For the previous three years, my Januaries have followed a neat pattern. After re-excavating the 9:38 paraphernalia from its cupboard in my office, I head south to High Leigh. Three busy and encouraging days follow. Three days of catching up with old friends and making new ones – three days full of teaching which prompts me to lift my eyes heavenwards, and to recognise, once again, the enormous need for our world to hear about the Lord Jesus.
This year… well, I didn’t leave Manchester (and the paraphernalia didn’t exit its cupboard); instead, like many of you, I engaged with Maximise from our kitchen table. It had its advantages – it was lovely for my husband (not to mention our puppy) to be able to watch all the sessions with me, for instance – but I missed the way things normally were. Not the packing and not the driving, but rather the luxury of setting aside my day-to-day responsibilities in order to spend three days absorbing Christ-saturated teaching. I missed being able to meet Christians from lots of different churches and hear what God’s doing in their part of the country. And, I admit, I missed seeing a year’s work come together in the shape of 140 people learning and worshipping together in one room. Virtual isn’t quite the same.
But (and even as I remember all the things the conference wasn’t) I can’t get over the key thing Maximise was. Which is this: Maximise 2021 was a blessing. Not the one we expected, nor the one we might have chosen, but neverthless, the conference was – in God’s kindness – a blessing.
Partly through Maximise’s many encouragements – which I’ll come to in a minute. And partly (and perhaps primarily) because these encouragements reminded me that the Lord Jesus continues to build and to bless his church, even during tough times. The gates of hell can’t prevail against him – and nor will the trials and tragedies of 2020 and 2021. And that’s a lesson I definitely needed to relearn this January.

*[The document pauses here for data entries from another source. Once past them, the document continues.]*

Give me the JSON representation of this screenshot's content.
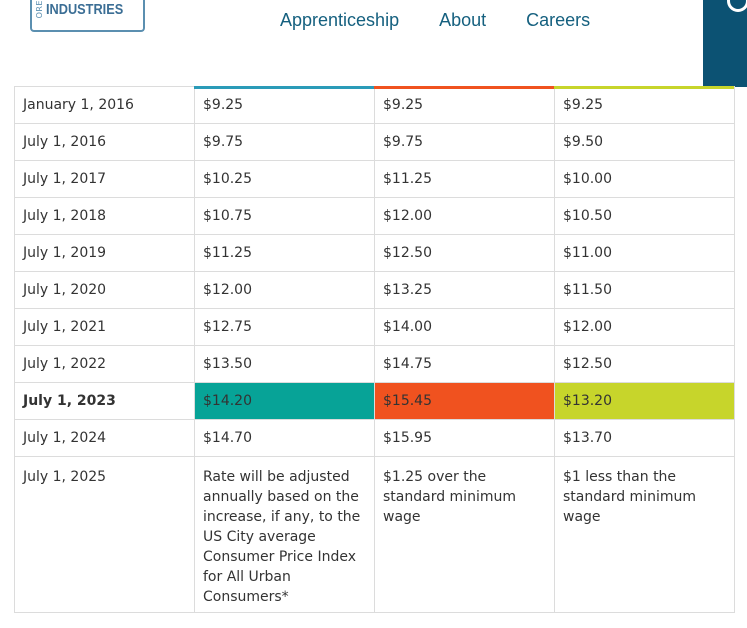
{
  "header": {
    "logo": {
      "small_text": "ORE",
      "text": "INDUSTRIES"
    },
    "nav": [
      "Apprenticeship",
      "About",
      "Careers"
    ],
    "accent_colors": [
      "#2a9bb8",
      "#f0521f",
      "#c7d52b"
    ]
  },
  "table": {
    "rows": [
      {
        "date": "January 1, 2016",
        "standard": "$9.25",
        "portland": "$9.25",
        "nonurban": "$9.25"
      },
      {
        "date": "July 1, 2016",
        "standard": "$9.75",
        "portland": "$9.75",
        "nonurban": "$9.50"
      },
      {
        "date": "July 1, 2017",
        "standard": "$10.25",
        "portland": "$11.25",
        "nonurban": "$10.00"
      },
      {
        "date": "July 1, 2018",
        "standard": "$10.75",
        "portland": "$12.00",
        "nonurban": "$10.50"
      },
      {
        "date": "July 1, 2019",
        "standard": "$11.25",
        "portland": "$12.50",
        "nonurban": "$11.00"
      },
      {
        "date": "July 1, 2020",
        "standard": "$12.00",
        "portland": "$13.25",
        "nonurban": "$11.50"
      },
      {
        "date": "July 1, 2021",
        "standard": "$12.75",
        "portland": "$14.00",
        "nonurban": "$12.00"
      },
      {
        "date": "July 1, 2022",
        "standard": "$13.50",
        "portland": "$14.75",
        "nonurban": "$12.50"
      },
      {
        "date": "July 1, 2023",
        "standard": "$14.20",
        "portland": "$15.45",
        "nonurban": "$13.20"
      },
      {
        "date": "July 1, 2024",
        "standard": "$14.70",
        "portland": "$15.95",
        "nonurban": "$13.70"
      },
      {
        "date": "July 1, 2025",
        "standard": "Rate will be adjusted annually based on the increase, if any, to the US City average Consumer Price Index for All Urban Consumers*",
        "portland": "$1.25 over the standard minimum wage",
        "nonurban": "$1 less than the standard minimum wage"
      }
    ],
    "highlight_colors": {
      "standard": "#07a397",
      "portland": "#f0521f",
      "nonurban": "#c7d52b"
    }
  }
}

Here are some of my encouragements from Maximise:
- The stories. They might have been presented in a different medium, but Maximise 2021 still featured an abundance of stories of God’s work in different people from different places with different backgrounds. I was really struck by Rachel Chard, drawing on her experience serving the Lord Jesus in Tanzania, and especially by her reflection that cross-cultural ministry begins with a life of love embedded in that culture. And I loved watching the Q&A, with Dai and Gabby and Richard sharing their wisdom on faith and ministry – what a joy to hear a dialogue between gospel workers from central and suburban London and inner-city Cardiff.

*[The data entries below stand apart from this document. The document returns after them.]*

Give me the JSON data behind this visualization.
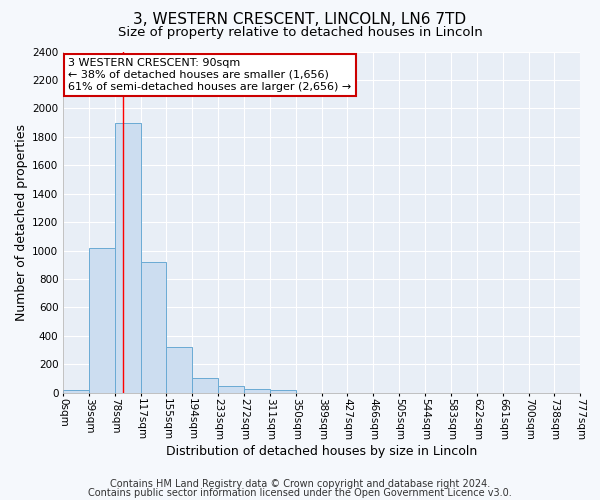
{
  "title": "3, WESTERN CRESCENT, LINCOLN, LN6 7TD",
  "subtitle": "Size of property relative to detached houses in Lincoln",
  "xlabel": "Distribution of detached houses by size in Lincoln",
  "ylabel": "Number of detached properties",
  "bar_edges": [
    0,
    39,
    78,
    117,
    155,
    194,
    233,
    272,
    311,
    350,
    389,
    427,
    466,
    505,
    544,
    583,
    622,
    661,
    700,
    738,
    777
  ],
  "bar_heights": [
    20,
    1020,
    1900,
    920,
    320,
    105,
    50,
    25,
    20,
    0,
    0,
    0,
    0,
    0,
    0,
    0,
    0,
    0,
    0,
    0
  ],
  "tick_labels": [
    "0sqm",
    "39sqm",
    "78sqm",
    "117sqm",
    "155sqm",
    "194sqm",
    "233sqm",
    "272sqm",
    "311sqm",
    "350sqm",
    "389sqm",
    "427sqm",
    "466sqm",
    "505sqm",
    "544sqm",
    "583sqm",
    "622sqm",
    "661sqm",
    "700sqm",
    "738sqm",
    "777sqm"
  ],
  "bar_color": "#ccddf0",
  "bar_edge_color": "#6aaad4",
  "red_line_x": 90,
  "ylim": [
    0,
    2400
  ],
  "yticks": [
    0,
    200,
    400,
    600,
    800,
    1000,
    1200,
    1400,
    1600,
    1800,
    2000,
    2200,
    2400
  ],
  "annotation_title": "3 WESTERN CRESCENT: 90sqm",
  "annotation_line1": "← 38% of detached houses are smaller (1,656)",
  "annotation_line2": "61% of semi-detached houses are larger (2,656) →",
  "annotation_box_color": "#ffffff",
  "annotation_box_edge": "#cc0000",
  "footer_line1": "Contains HM Land Registry data © Crown copyright and database right 2024.",
  "footer_line2": "Contains public sector information licensed under the Open Government Licence v3.0.",
  "plot_bg_color": "#e8eef6",
  "fig_bg_color": "#f5f8fc",
  "grid_color": "#ffffff",
  "title_fontsize": 11,
  "subtitle_fontsize": 9.5,
  "axis_label_fontsize": 9,
  "tick_fontsize": 7.5,
  "footer_fontsize": 7
}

- The reach. Between 4–6 January, 336 people from 11 countries engaged with Maximise 2021. In the weeks following, the total went up to 673 people from 25 countries. That’s over four times as many attendees as were present for Maximise 2020. And – not surprisingly – usually our trainees, delegates and trainers are almost exclusively from the UK. We might have representatives from two countries, but I don’t think we’ve ever made it to 3, let alone 11 or 25! And whilst numbers aren’t, of course, everything, it’s been wonderful to watch the Lord engaging more people through this very different kind of conference.
- The help. Maximise (and before it, the Ministry Trainee Conference) has always been a team effort. But that was even more the case this year. Andy and I had long conversations with staff at Co-Mission, Proclamation Trust, Oak Hill and Keswick Ministries to benefit from their experience in running online conferences and events. These organisations are all considerably larger than we are, and yet they gave up their staff’s time in order to bless our ministry. And why? Keswick’s James Robson put it best – when I thanked him for his help, he cheerfully reminded me that we’re all working for the same thing. He’s right. And it’s so encouraging to think that, in a year in which many of us feel increasingly isolated, Maximise was built on the back of moments when God brought Christians together to accomplish what we certainly couldn’t have managed alone.

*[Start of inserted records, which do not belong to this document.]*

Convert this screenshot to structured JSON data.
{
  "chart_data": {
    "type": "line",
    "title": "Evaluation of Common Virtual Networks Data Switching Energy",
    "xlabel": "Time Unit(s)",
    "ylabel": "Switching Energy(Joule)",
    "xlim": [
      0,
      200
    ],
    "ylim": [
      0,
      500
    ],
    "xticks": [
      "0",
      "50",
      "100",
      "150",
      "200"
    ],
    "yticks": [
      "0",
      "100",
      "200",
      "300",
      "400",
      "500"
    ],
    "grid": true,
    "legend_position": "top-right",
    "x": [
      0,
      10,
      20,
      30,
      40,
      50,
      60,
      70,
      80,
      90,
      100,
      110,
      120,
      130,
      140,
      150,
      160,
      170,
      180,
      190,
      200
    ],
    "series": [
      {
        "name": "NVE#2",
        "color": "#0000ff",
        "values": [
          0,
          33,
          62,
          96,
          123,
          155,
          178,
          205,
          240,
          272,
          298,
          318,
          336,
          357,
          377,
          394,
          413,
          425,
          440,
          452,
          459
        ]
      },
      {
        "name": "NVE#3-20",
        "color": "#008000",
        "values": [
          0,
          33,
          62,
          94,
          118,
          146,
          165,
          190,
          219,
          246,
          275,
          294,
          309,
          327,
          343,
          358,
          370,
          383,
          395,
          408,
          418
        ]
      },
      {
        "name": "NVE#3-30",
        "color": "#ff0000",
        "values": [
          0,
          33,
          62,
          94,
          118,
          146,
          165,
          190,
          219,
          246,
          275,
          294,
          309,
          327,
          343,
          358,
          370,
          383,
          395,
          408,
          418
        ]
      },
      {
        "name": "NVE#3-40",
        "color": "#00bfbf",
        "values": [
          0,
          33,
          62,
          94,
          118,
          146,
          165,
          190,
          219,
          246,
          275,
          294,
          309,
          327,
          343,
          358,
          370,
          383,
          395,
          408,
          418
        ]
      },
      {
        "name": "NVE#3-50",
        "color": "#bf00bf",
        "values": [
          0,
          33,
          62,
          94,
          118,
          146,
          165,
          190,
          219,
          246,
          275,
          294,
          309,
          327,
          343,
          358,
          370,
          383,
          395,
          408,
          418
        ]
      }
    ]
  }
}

- The teaching. There was Richard’s urgent call to do whatever we can, with the gifts, experiences and opportunities we have, to maximise our gospel ministry. There was the reminder from Jonti that we want our life’s work to be exonerated by a heavenly court, rather than an earthly one. And there was Nigel’s warning about the incredible damage and blessing that we, as current or potential Bible teachers, can deliver with our words. But the part that has, in the weeks since Maximise, resonated the most with me is this: were a neighbour’s house to catch fire, Richard challenged us, wouldn’t you stop at nothing to get them out? And if we care so much for their lives, how much more should we be concerned for their eternities? That’s a challenge I’m taking with me as I wander our streets. And you can pray with me that, as my puppy tugs me in the direction of the next person she wants to befriend, my words honour our new friend’s eternal needs as well as their earthly hopes.
So yes, Maximise, like so many things, was very different this year. And I certainly hope that next year will see us back at High Leigh – a privilege I won’t take quite so much for granted from now on! But Maximise 2021 has been a helpful reminder that different isn’t always dreadful. It’s been a reminder that different can, in the Lord’s hands, be wonderfully good.